Thanks goes to Nicole for the Rockin Girl Blogger award that is going ’round the blogosphere.

Now, to pay it forward as requested…

Caro amazes me with the dedicated involvement in her career alongside the challenges of type 1 diabetes and other chronic conditions. Glad to have some UK perspective around the OC with her blogging and glad she’s back on a fairly regular basis (with a new love to boot!).

I started reading Kim‘s blog about emergency room nursing back when I thought I wanted to go to nursing school. And heck, sometimes when I read it now, I still think about the idea for a few moments. She’s had a rough couple months, but she still puts out some honest (and sometimes funny) posts talking about the state of nursing and health care today.

A Chicago-area native now living in Denver who writes about sports and has a bunch of cats (and dogs)? Tracy is my hero. Really. One of these days, we’ll actually meet.

(And honorable mention goes to all the d-blogger women who have already received this from others because you all do totally rock!)

 

Super-ramblicious.

The tree is gone. Finally GONE. Damaged in the blizzard of March 2003, diseased after that. No more rustling against the house, tearing screens and keeping sleep at bay.

The morning light shines bright into the kitchen now without the tree there. Kind of nice to have some natural light.

***

What is it with the cherry craze this year? Everyone’s bringing them to work to share.

I can’t get enough of them. Reminding me of the pies my mom made when we had cherry trees in our backyard in the suburbs of Chicago.

***

I don’t remember a time when I didn’t want to write for a living. During adolescence, I contemplated careers from meteorology to fashion design to keep the money flowing while the Great American Novel surfaced in my mind. It wasn’t until my last year of college that I realized I could potentially be employed as a writer. Even then, it took seven years for me to be able to put words together to make an impression on others.

Really, it wasn’t until someone challenged me about two years ago, until someone asked me why I seemed so unhappy among all the good things I did have in life. It took me awhile, but I realized why. I hadn’t been writing – hadn’t really been trying to write well since that last year in college.

I started writing again. I chose to focus on non-fiction (mostly diabetes-related) with the essays and informative pieces I have written here. Finding just a little success spreading my message around the blogosphere and beyond has been incredible.

It has been a year since the idea for the potential Great American Novel finally surfaced in my mind. I need to cultivate that, make that happen now, too. (Because, let’s face it, I don’t want to be an accounting clerk forever.)

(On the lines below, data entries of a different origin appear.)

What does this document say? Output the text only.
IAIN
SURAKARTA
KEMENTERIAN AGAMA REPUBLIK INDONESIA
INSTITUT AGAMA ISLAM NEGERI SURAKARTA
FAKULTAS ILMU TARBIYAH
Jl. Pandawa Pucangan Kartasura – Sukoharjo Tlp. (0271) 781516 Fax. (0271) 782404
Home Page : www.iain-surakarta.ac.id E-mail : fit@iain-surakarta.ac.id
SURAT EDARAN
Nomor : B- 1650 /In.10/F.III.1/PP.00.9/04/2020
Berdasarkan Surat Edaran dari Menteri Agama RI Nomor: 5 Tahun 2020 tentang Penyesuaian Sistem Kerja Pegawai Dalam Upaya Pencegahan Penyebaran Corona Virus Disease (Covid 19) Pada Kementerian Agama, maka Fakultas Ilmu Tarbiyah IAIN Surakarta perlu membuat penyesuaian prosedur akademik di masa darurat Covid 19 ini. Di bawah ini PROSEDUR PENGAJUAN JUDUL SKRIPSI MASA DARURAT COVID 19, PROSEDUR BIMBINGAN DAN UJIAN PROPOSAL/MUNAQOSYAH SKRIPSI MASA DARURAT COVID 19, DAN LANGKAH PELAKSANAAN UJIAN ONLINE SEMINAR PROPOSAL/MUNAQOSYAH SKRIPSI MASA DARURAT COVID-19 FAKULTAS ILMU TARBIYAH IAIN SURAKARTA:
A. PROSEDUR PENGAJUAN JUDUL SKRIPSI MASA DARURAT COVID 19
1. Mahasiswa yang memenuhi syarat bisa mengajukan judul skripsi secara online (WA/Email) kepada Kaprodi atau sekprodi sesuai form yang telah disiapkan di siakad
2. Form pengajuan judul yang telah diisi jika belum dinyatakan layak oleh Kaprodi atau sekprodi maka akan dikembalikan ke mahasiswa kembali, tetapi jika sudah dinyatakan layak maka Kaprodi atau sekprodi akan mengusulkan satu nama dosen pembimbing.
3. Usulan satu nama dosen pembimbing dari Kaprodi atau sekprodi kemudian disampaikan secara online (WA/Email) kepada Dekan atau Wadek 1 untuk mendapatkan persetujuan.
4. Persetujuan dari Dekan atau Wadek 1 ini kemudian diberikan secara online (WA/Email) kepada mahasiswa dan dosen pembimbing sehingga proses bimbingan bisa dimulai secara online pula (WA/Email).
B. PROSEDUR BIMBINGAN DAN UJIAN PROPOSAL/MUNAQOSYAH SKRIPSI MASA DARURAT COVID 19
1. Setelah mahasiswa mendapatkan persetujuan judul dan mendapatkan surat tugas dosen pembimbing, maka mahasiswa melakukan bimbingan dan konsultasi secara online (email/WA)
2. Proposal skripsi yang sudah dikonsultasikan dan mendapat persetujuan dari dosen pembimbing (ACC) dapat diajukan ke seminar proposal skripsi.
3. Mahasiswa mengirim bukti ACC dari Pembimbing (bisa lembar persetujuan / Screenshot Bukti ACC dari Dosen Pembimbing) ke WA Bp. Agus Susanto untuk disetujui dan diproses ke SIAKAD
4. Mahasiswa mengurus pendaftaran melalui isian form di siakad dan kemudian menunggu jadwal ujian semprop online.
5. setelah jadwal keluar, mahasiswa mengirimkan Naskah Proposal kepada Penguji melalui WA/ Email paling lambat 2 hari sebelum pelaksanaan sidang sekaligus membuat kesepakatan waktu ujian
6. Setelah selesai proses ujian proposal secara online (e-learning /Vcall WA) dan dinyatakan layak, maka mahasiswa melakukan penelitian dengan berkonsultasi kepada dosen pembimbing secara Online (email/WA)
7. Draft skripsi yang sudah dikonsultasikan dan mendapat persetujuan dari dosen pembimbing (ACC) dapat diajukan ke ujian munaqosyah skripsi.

Learning the ropes all over again.

Being on metformin demands that I follow a low-fat, lower-carb diet. You know, the way I should already be eating. But metformin holds me in check. If I eat something with too much butter or too many simple carbs, my body reacts negatively.

As one friend pointed out, it is one thing to have the willpower to say, no I am not going to have that dessert because it is not good for me. It is another to know I cannot have that dessert because it will make me sick.

Upgrading my diabetes regimen has also meant upgrading my meter. I took advantage of LifeScan’s free upgrade offer to get myself a OneTouch Ultra 2. I wanted to be able to track before/after meal numbers more effectively.

I know, I know, there was more research about whether self-monitoring of blood sugar by type 2′s who don’t use insulin is necessary. I stand by my belief that checking my blood sugar 1-3 times a day helps with noticing negative trends and knowing how certain foods affect me. If I hadn’t been self-monitoring for the past several months, I wouldn’t have known that I was having trouble with 100-point spike post-prandials. These were occurring mostly after breakfast, which were the same type of breakfasts I’d had for the previous two years post-diagnosis with no problem. That trend may not have shown up in my A1C for another six months.